Mobilitas yang dibatasi juga pendapatan yang menurun berdampak besar pada para pelaku UMKM. Adanya pemberlakuan penyekatan ke luar kota di setiap daerah Jawa dan Bali memberikan pengaruh negatif pada perkembangan UMKM. Produksi, distribusi, dan pemasaran yang biasanya dapat memberikan keuntungan sehingga para pelaku UMKM bisa menutupi anggaran untuk kebutuhan bahan baku hingga penggajihan karyawan, secara drastis mengalami kemerosotan. Tentunya ini menjadi ancaman bagi perekonomian nasional, karena sebagaimana diketahui bahwa UMKM berkontribusi besar dan krusial bagi perekonomi nasional.

Para pelaku UMKM mengalami penurunan omset pendapatan yang cukup signifikan. Keadaan yang menjadi serba sulit pun tidak dapat dihindarkan, tidak jarang para pelaku UMKM yang tidak lagi mampu bertahan dengan terpaksa harus gulung tikar atau beralih profesi. Tidak ada pilihan bagi para pelaku UMKM selain bisa bertahan sebisa mungkin atau menyerah, karena tidak jarang untuk bertahan di tengah pandemi dengan peraturan pada PPKM darurat ini banyak yang dikorbankan para pelaku UMKM baik secara materil dan immaterial. Pemerintah harus cermat membaca situasi dan kondisi yang terjadi secara dekat dan mendetail, walaupun berbagai laporan survey dirilis dalam bentuk angka dengan redaksi judul kemunduran UMKM, namun yang nyata ialah yang terjadi bukan dalam bentuk persentase saja tapi juga nasib UMKM yang terancam dalam PPKM darurat di masa pandemi ini.

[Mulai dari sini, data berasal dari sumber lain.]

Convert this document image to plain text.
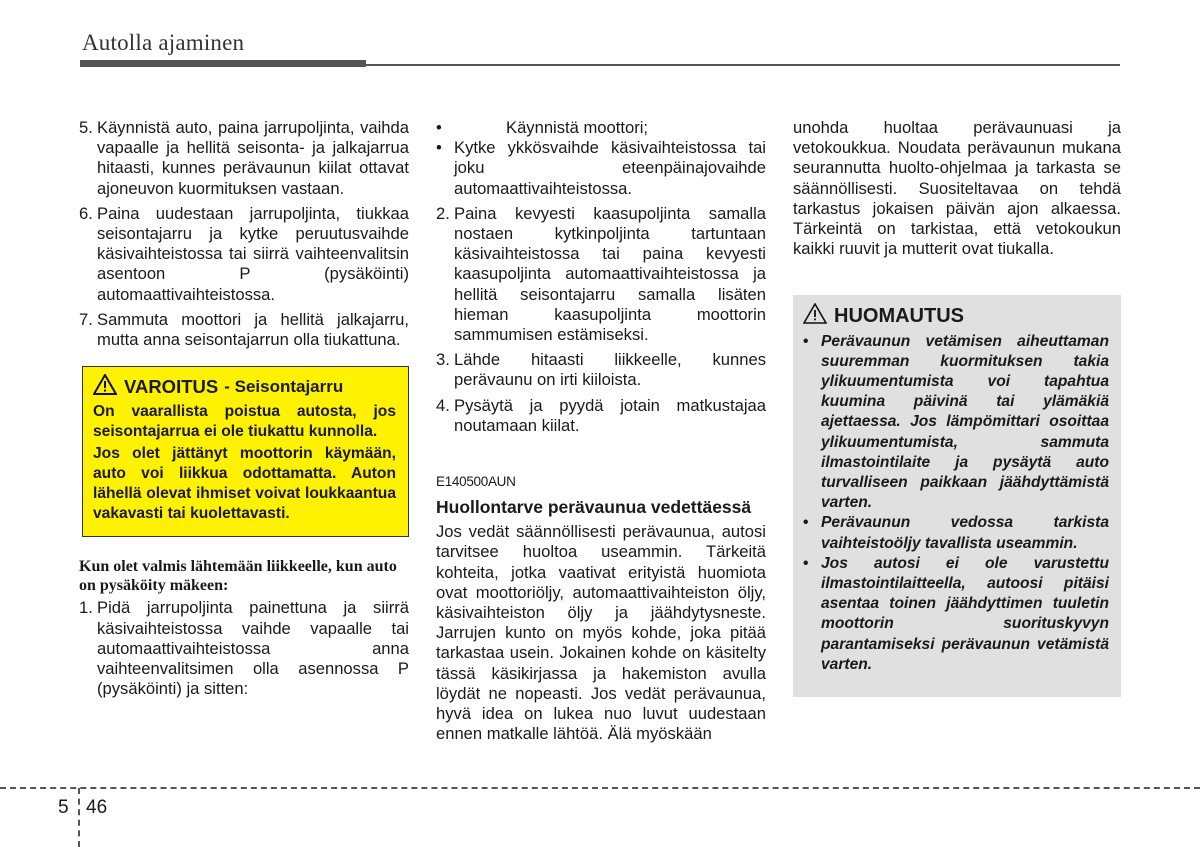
Autolla ajaminen
5. Käynnistä auto, paina jarrupoljinta, vaihda vapaalle ja hellitä seisonta- ja jalkajarrua hitaasti, kunnes perävaunun kiilat ottavat ajoneuvon kuormituksen vastaan.
6. Paina uudestaan jarrupoljinta, tiukkaa seisontajarru ja kytke peruutusvaihde käsivaihteistossa tai siirrä vaihteenvalitsin asentoon P (pysäköinti) automaattivaihteistossa.
7. Sammuta moottori ja hellitä jalkajarru, mutta anna seisontajarrun olla tiukattuna.
VAROITUS - Seisontajarru

On vaarallista poistua autosta, jos seisontajarrua ei ole tiukattu kunnolla.

Jos olet jättänyt moottorin käymään, auto voi liikkua odottamatta. Auton lähellä olevat ihmiset voivat loukkaantua vakavasti tai kuolettavasti.

Kun olet valmis lähtemään liikkeelle, kun auto on pysäköity mäkeen:
1. Pidä jarrupoljinta painettuna ja siirrä käsivaihteistossa vaihde vapaalle tai automaattivaihteistossa anna vaihteenvalitsimen olla asennossa P (pysäköinti) ja sitten:
•	Käynnistä moottori;
• Kytke ykkösvaihde käsivaihteistossa tai joku eteenpäinajovaihde automaattivaihteistossa.
2. Paina kevyesti kaasupoljinta samalla nostaen kytkinpoljinta tartuntaan käsivaihteistossa tai paina kevyesti kaasupoljinta automaattivaihteistossa ja hellitä seisontajarru samalla lisäten hieman kaasupoljinta moottorin sammumisen estämiseksi.
3. Lähde hitaasti liikkeelle, kunnes perävaunu on irti kiiloista.
4. Pysäytä ja pyydä jotain matkustajaa noutamaan kiilat.
E140500AUN
Huollontarve perävaunua vedettäessä

Jos vedät säännöllisesti perävaunua, autosi tarvitsee huoltoa useammin. Tärkeitä kohteita, jotka vaativat erityistä huomiota ovat moottoriöljy, automaattivaihteiston öljy, käsivaihteiston öljy ja jäähdytysneste. Jarrujen kunto on myös kohde, joka pitää tarkastaa usein. Jokainen kohde on käsitelty tässä käsikirjassa ja hakemiston avulla löydät ne nopeasti. Jos vedät perävaunua, hyvä idea on lukea nuo luvut uudestaan ennen matkalle lähtöä. Älä myöskään

unohda huoltaa perävaunuasi ja vetokoukkua. Noudata perävaunun mukana seurannutta huolto-ohjelmaa ja tarkasta se säännöllisesti. Suositeltavaa on tehdä tarkastus jokaisen päivän ajon alkaessa. Tärkeintä on tarkistaa, että vetokoukun kaikki ruuvit ja mutterit ovat tiukalla.

HUOMAUTUS
• Perävaunun vetämisen aiheuttaman suuremman kuormituksen takia ylikuumentumista voi tapahtua kuumina päivinä tai ylämäkiä ajettaessa. Jos lämpömittari osoittaa ylikuumentumista, sammuta ilmastointilaite ja pysäytä auto turvalliseen paikkaan jäähdyttämistä varten.
• Perävaunun vedossa tarkista vaihteistoöljy tavallista useammin.
• Jos autosi ei ole varustettu ilmastointilaitteella, autoosi pitäisi asentaa toinen jäähdyttimen tuuletin moottorin suorituskyvyn parantamiseksi perävaunun vetämistä varten.
5 46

Adapun dana bantuan dari pemerintah, tidaklah cukup untuk keberlanjutan produktivitas usaha mikro. Adanya dukungan lainnya diperlukan agar para pelaku usaha UMKM dapat berkembang dan berkelanjutan. Rencana kebijakan pemulihan UMKM yang efektif diharapkan segera diupayakan agar bisa meminimalisir kerugian para pelaku UMKM dan menstabilitaskan kembali mobilitas para pelaku UMKM di masyarakat. Para pelaku UMKM tidak hanya membutuhkan bantuan modal kerja saja namun juga jaringan pemasaran serta fasilitas pengembangan yang tepat pada masa pandemi ini.  

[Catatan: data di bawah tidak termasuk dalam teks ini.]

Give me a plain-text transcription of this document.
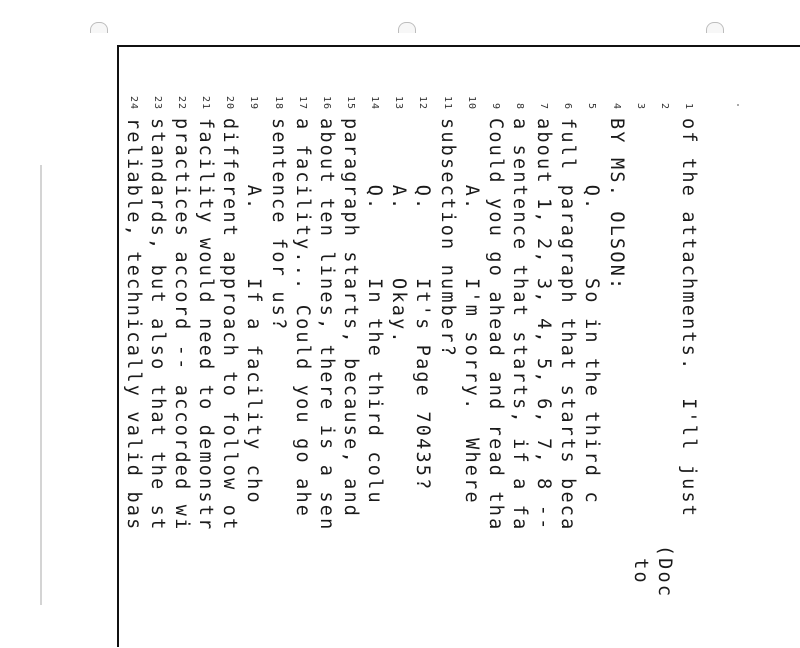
1
of the attachments.  I'll just
2
(Doc
3
to
4
BY MS. OLSON:
5
Q.     So in the third c
6
full paragraph that starts beca
7
about 1, 2, 3, 4, 5, 6, 7, 8 --
8
a sentence that starts, if a fa
9
Could you go ahead and read tha
10
A.     I'm sorry.  Where
11
subsection number?
12
Q.     It's Page 70435?
13
A.     Okay.
14
Q.     In the third colu
15
paragraph starts, because, and
16
about ten lines, there is a sen
17
a facility... Could you go ahe
18
sentence for us?
19
A.     If a facility cho
20
different approach to follow ot
21
facility would need to demonstr
22
practices accord -- accorded wi
23
standards, but also that the st
24
reliable, technically valid bas
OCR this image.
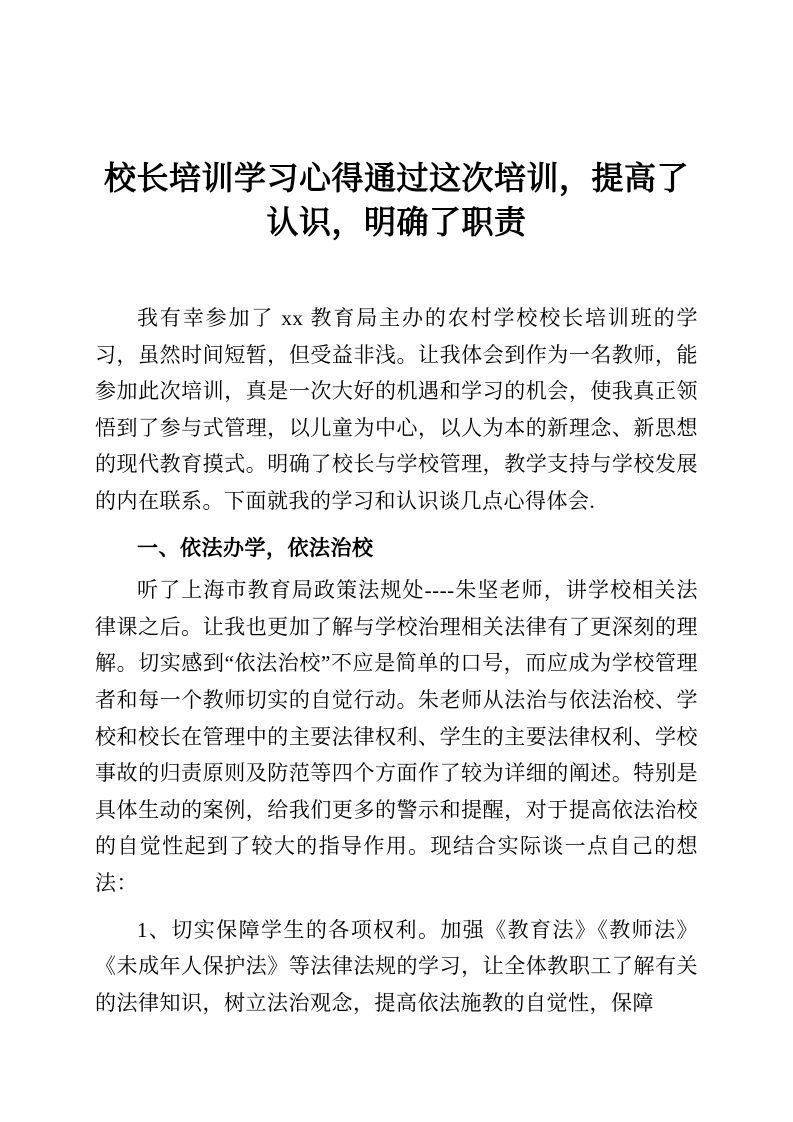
校长培训学习心得通过这次培训，提高了认识，明确了职责

我有幸参加了 xx 教育局主办的农村学校校长培训班的学习，虽然时间短暂，但受益非浅。让我体会到作为一名教师，能参加此次培训，真是一次大好的机遇和学习的机会，使我真正领悟到了参与式管理，以儿童为中心，以人为本的新理念、新思想的现代教育摸式。明确了校长与学校管理，教学支持与学校发展的内在联系。下面就我的学习和认识谈几点心得体会.

一、依法办学，依法治校

听了上海市教育局政策法规处----朱坚老师，讲学校相关法律课之后。让我也更加了解与学校治理相关法律有了更深刻的理解。切实感到“依法治校”不应是简单的口号，而应成为学校管理者和每一个教师切实的自觉行动。朱老师从法治与依法治校、学校和校长在管理中的主要法律权利、学生的主要法律权利、学校事故的归责原则及防范等四个方面作了较为详细的阐述。特别是具体生动的案例，给我们更多的警示和提醒，对于提高依法治校的自觉性起到了较大的指导作用。现结合实际谈一点自己的想法：

1、切实保障学生的各项权利。加强《教育法》《教师法》《未成年人保护法》等法律法规的学习，让全体教职工了解有关的法律知识，树立法治观念，提高依法施教的自觉性，保障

Maka daripada itu diperlukannya kehadiran pemerintah secara penuh untuk mendorong UMKM tetap bisa bertahan di masa pandemi, adapun kebijakan di lapangan selama 4 kali perpanjangan PPKM darurat dirasa perlu ditinjau kembali pasalnya peraturan yang ada terutama untuk para pelaku UMKM sangatlah merugikan. Perlu diingat bahwa para pelaku UMKM  tidak hanya beroperasi untuk mendapatkan keuntungan secara pribadi namun juga menghidupi para pekerjanya yang menggantungkan harapan demi menyambung hidup dari penghasilan yang mungkin juga tidak seberapa. Tidak selamanya bantuan sosial dari pemerintah bisa dijadikan pegangan tetap untuk memenuhi kebutuhan hidup.  Pemerintah diharapkan tidak menggantung nasib UMKM dengan ketidakpastian waktu pemberlakuan PPKM darurat ini. Kebijakan pada sektor ekonomi perlu dipertimbangkan lebih matang jika perpanjangan terus dilakukan agar pelaku UMKM mempunyai ruang yang lebih leluasa untuk memberi nafas pada usaha yang digelutinya. Semoga PPKM darurat ini segera berakhir dan UMKM mampu tumbuh dan berkembang sehingga perekonomian nasional bisa bangkit kembali.